Imagine that you magically have fantastic customer service, and great hospitality in your business. As you read that, you probably know and feel that your staff cannot read your mind, and cannot be you. So training your staff is essential. Training defines your customers service and your hospitality. Trained staff can learn your method and your style. There should be a system, and structure to it. This shows your staff that you care, and value your role as a leader.
Greg Conderacci lives here in Baltimore. His talent is putting things in simple digestible morsels, that create those "AHA" moments. This is what owners and leaders crave, and helps them set their goals and next steps. His client list and schedule is impressive, but he will tell you, he is reminding them to go back to their goals and visions (or create them if they are out of date!).
Here is a small story. I periodically have coffee or lunch with Greg. Just like always he tossed one of his fantastic morsels into our conversation. "You know Martha, when it gets right down to it, there are managers and leaders. And business owners are leaders." Well, there you have it. Like I said, a fantastic morsel. I have been pondering that thought, and it's true. When you try, as an owner, to have an employee sell the best of what you have; they need, and deserve training. I am working with two owners in completely different operations: The first one is an established owner, who has two restaurants, and several books to his name. The second one, Kevin Harris, is a new owner of a catering company with fantastic morals and ethics. And they both agree, training is elemental.

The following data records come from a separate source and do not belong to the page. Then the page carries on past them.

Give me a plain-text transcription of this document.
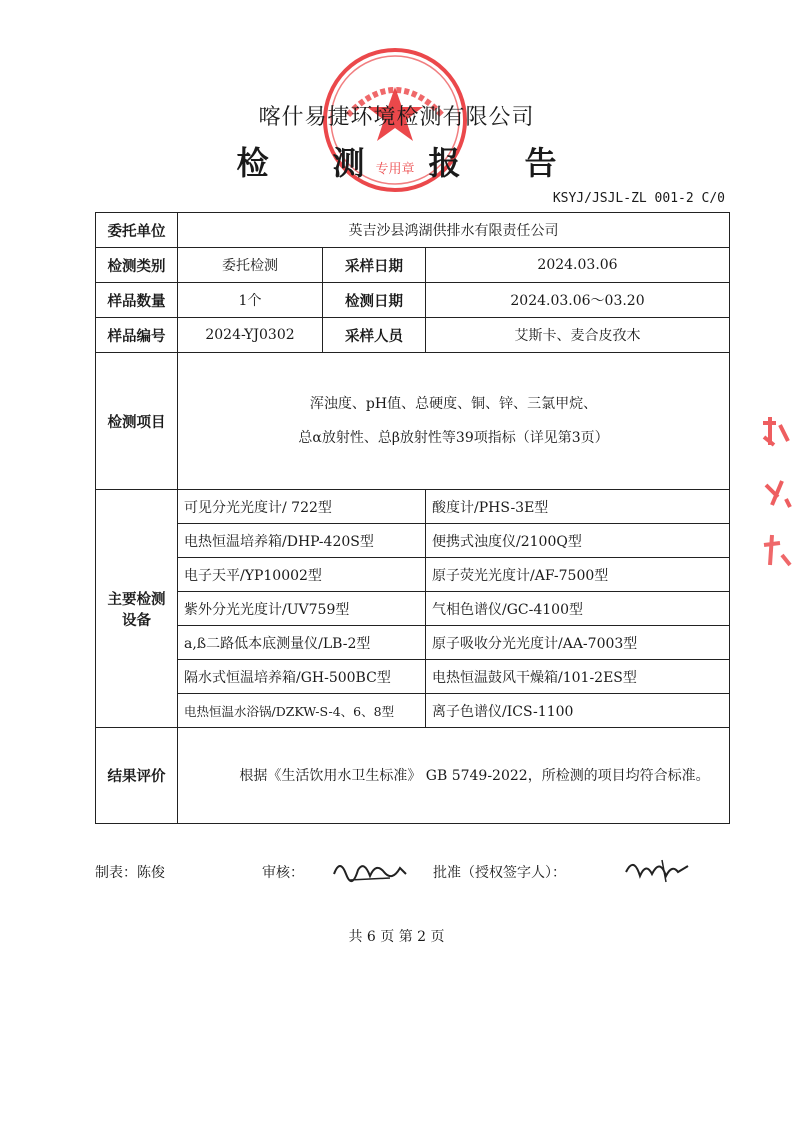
专用章
喀什易捷环境检测有限公司
检 测 报 告
KSYJ/JSJL-ZL 001-2 C/0
委托单位	英吉沙县鸿湖供排水有限责任公司		
检测类别	委托检测	采样日期	2024.03.06
样品数量	1个	检测日期	2024.03.06～03.20
样品编号	2024-YJ0302	采样人员	艾斯卡、麦合皮孜木
检测项目	浑浊度、pH值、总硬度、铜、锌、三氯甲烷、
总α放射性、总β放射性等39项指标（详见第3页）		

主要检测
设备	可见分光光度计/ 722型		酸度计/PHS-3E型
	电热恒温培养箱/DHP-420S型		便携式浊度仪/2100Q型
	电子天平/YP10002型		原子荧光光度计/AF-7500型
	紫外分光光度计/UV759型		气相色谱仪/GC-4100型
	a,ß二路低本底测量仪/LB-2型		原子吸收分光光度计/AA-7003型
	隔水式恒温培养箱/GH-500BC型		电热恒温鼓风干燥箱/101-2ES型
	电热恒温水浴锅/DZKW-S-4、6、8型		离子色谱仪/ICS-1100
结果评价	根据《生活饮用水卫生标准》 GB 5749-2022，所检测的项目均符合标准。		
制表：陈俊	审核：	批准（授权签字人）：
共 6 页 第 2 页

At the end of a very intense stretch, Kevin Harris, who owns Wind River Catering sent me his list of lessons learned. The first item on his list is a perfect reminder.

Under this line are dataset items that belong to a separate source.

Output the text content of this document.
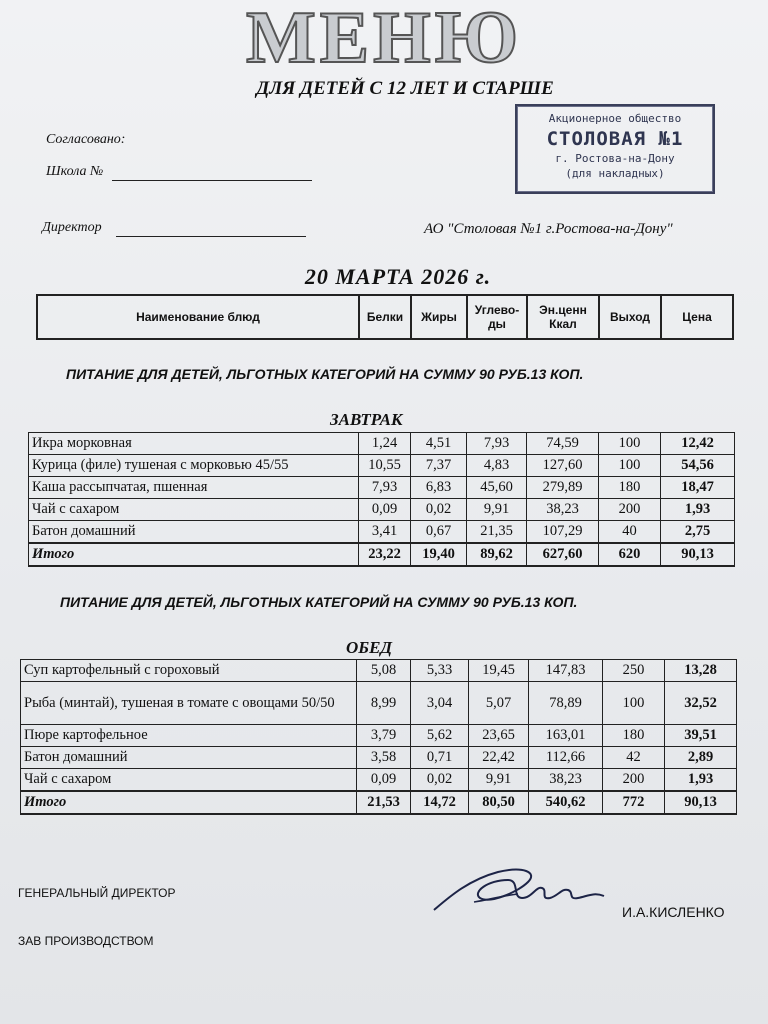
МЕНЮ
ДЛЯ ДЕТЕЙ С 12 ЛЕТ И СТАРШЕ
Согласовано:
Школа №
Директор	АО "Столовая №1 г.Ростова-на-Дону"
Акционерное общество
СТОЛОВАЯ №1
г. Ростова-на-Дону
(для накладных)
20 МАРТА 2026 г.
Наименование блюд	Белки	Жиры	Углево-ды	Эн.ценн Ккал	Выход	Цена
ПИТАНИЕ ДЛЯ ДЕТЕЙ, ЛЬГОТНЫХ КАТЕГОРИЙ НА СУММУ 90 РУБ.13 КОП.
ЗАВТРАК
Икра морковная	1,24	4,51	7,93	74,59	100	12,42
Курица (филе) тушеная с морковью 45/55	10,55	7,37	4,83	127,60	100	54,56
Каша рассыпчатая, пшенная	7,93	6,83	45,60	279,89	180	18,47
Чай с сахаром	0,09	0,02	9,91	38,23	200	1,93
Батон домашний	3,41	0,67	21,35	107,29	40	2,75
Итого	23,22	19,40	89,62	627,60	620	90,13
ПИТАНИЕ ДЛЯ ДЕТЕЙ, ЛЬГОТНЫХ КАТЕГОРИЙ НА СУММУ 90 РУБ.13 КОП.
ОБЕД
Суп картофельный с гороховый	5,08	5,33	19,45	147,83	250	13,28
Рыба (минтай), тушеная в томате с овощами 50/50	8,99	3,04	5,07	78,89	100	32,52
Пюре картофельное	3,79	5,62	23,65	163,01	180	39,51
Батон домашний	3,58	0,71	22,42	112,66	42	2,89
Чай с сахаром	0,09	0,02	9,91	38,23	200	1,93
Итого	21,53	14,72	80,50	540,62	772	90,13
ГЕНЕРАЛЬНЫЙ ДИРЕКТОР
ЗАВ ПРОИЗВОДСТВОМ
И.А.КИСЛЕНКО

"Training, Training, Training - You have to have a training PROGRAM. Having someone work a shift with someone who's good doesn't count as training. You have to devote the time, resources, and food to have the cooks prepare food repeatedly to make sure it meets standards. Training, manuals, checklists, and SYSTEMS to make sure it all happens."
The lesson is very simple then: Take time to develop your system. You have a style, a culture, and fantastic food. Your staff and your customers are best served when you teach your staff with manuals, tests and checklists and engaging trainings.

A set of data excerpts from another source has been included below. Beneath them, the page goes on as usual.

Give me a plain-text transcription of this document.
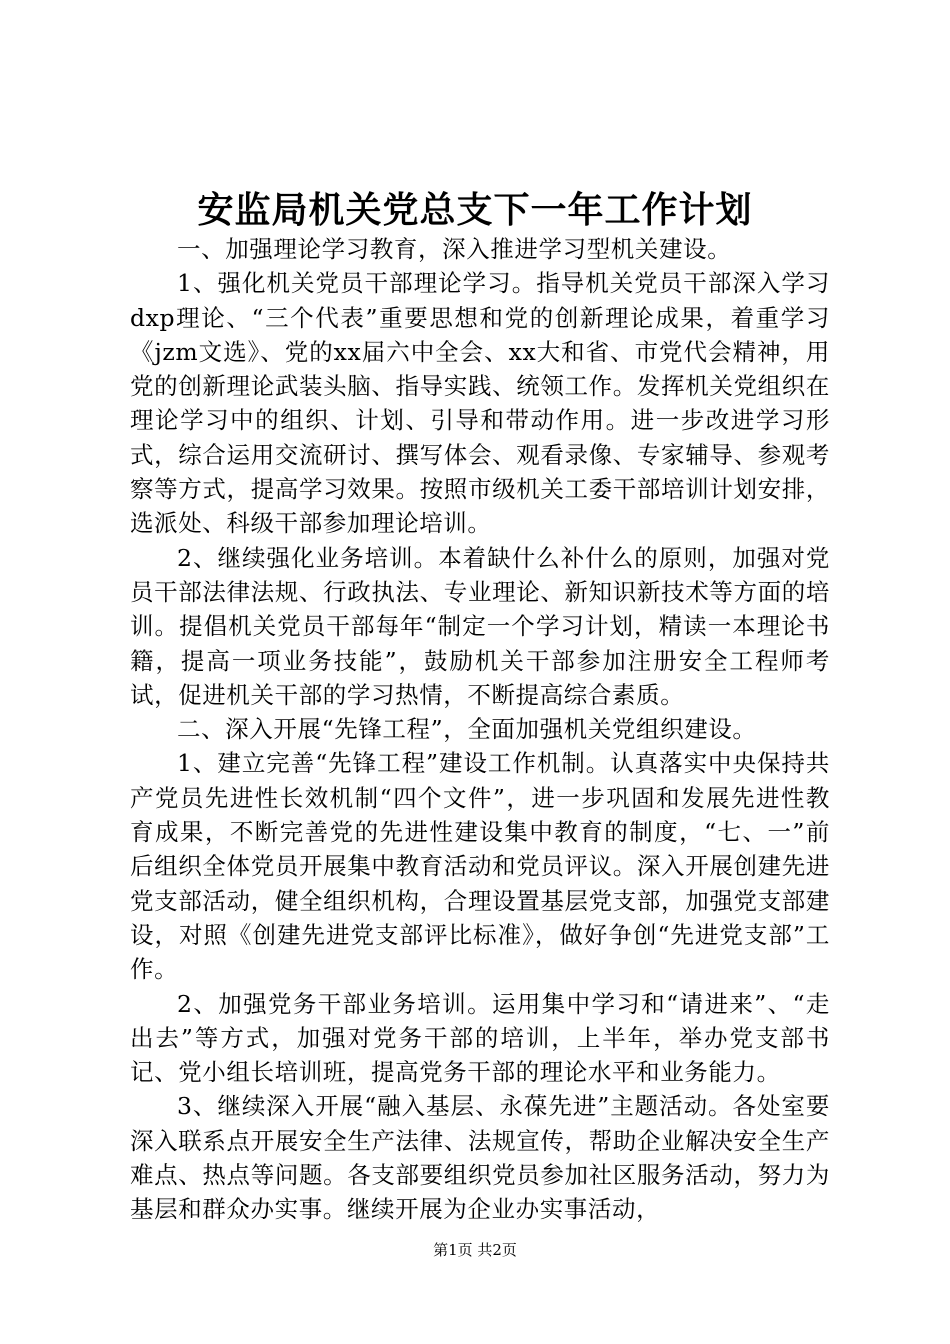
安监局机关党总支下一年工作计划

一、加强理论学习教育，深入推进学习型机关建设。

1、强化机关党员干部理论学习。指导机关党员干部深入学习dxp理论、“三个代表”重要思想和党的创新理论成果，着重学习《jzm文选》、党的xx届六中全会、xx大和省、市党代会精神，用党的创新理论武装头脑、指导实践、统领工作。发挥机关党组织在理论学习中的组织、计划、引导和带动作用。进一步改进学习形式，综合运用交流研讨、撰写体会、观看录像、专家辅导、参观考察等方式，提高学习效果。按照市级机关工委干部培训计划安排，选派处、科级干部参加理论培训。

2、继续强化业务培训。本着缺什么补什么的原则，加强对党员干部法律法规、行政执法、专业理论、新知识新技术等方面的培训。提倡机关党员干部每年“制定一个学习计划，精读一本理论书籍，提高一项业务技能”，鼓励机关干部参加注册安全工程师考试，促进机关干部的学习热情，不断提高综合素质。

二、深入开展“先锋工程”，全面加强机关党组织建设。

1、建立完善“先锋工程”建设工作机制。认真落实中央保持共产党员先进性长效机制“四个文件”，进一步巩固和发展先进性教育成果，不断完善党的先进性建设集中教育的制度，“七、一”前后组织全体党员开展集中教育活动和党员评议。深入开展创建先进党支部活动，健全组织机构，合理设置基层党支部，加强党支部建设，对照《创建先进党支部评比标准》，做好争创“先进党支部”工作。

2、加强党务干部业务培训。运用集中学习和“请进来”、“走出去”等方式，加强对党务干部的培训，上半年，举办党支部书记、党小组长培训班，提高党务干部的理论水平和业务能力。

3、继续深入开展“融入基层、永葆先进”主题活动。各处室要深入联系点开展安全生产法律、法规宣传，帮助企业解决安全生产难点、热点等问题。各支部要组织党员参加社区服务活动，努力为基层和群众办实事。继续开展为企业办实事活动，

第1页 共2页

There is an incredible amount of detail that underlies this message. How you approach and create trainings, manuals, checklists, and tests is purely up to you. But, without the vision and desire to be a leader you are not driven to complete the task.
Greg Conderassi gave me this book title to read, Building the Bridge as You Walk on it. I hope it helps you galvanize the energy to lead your staff. It will serve you, and the staff...and your guests, well.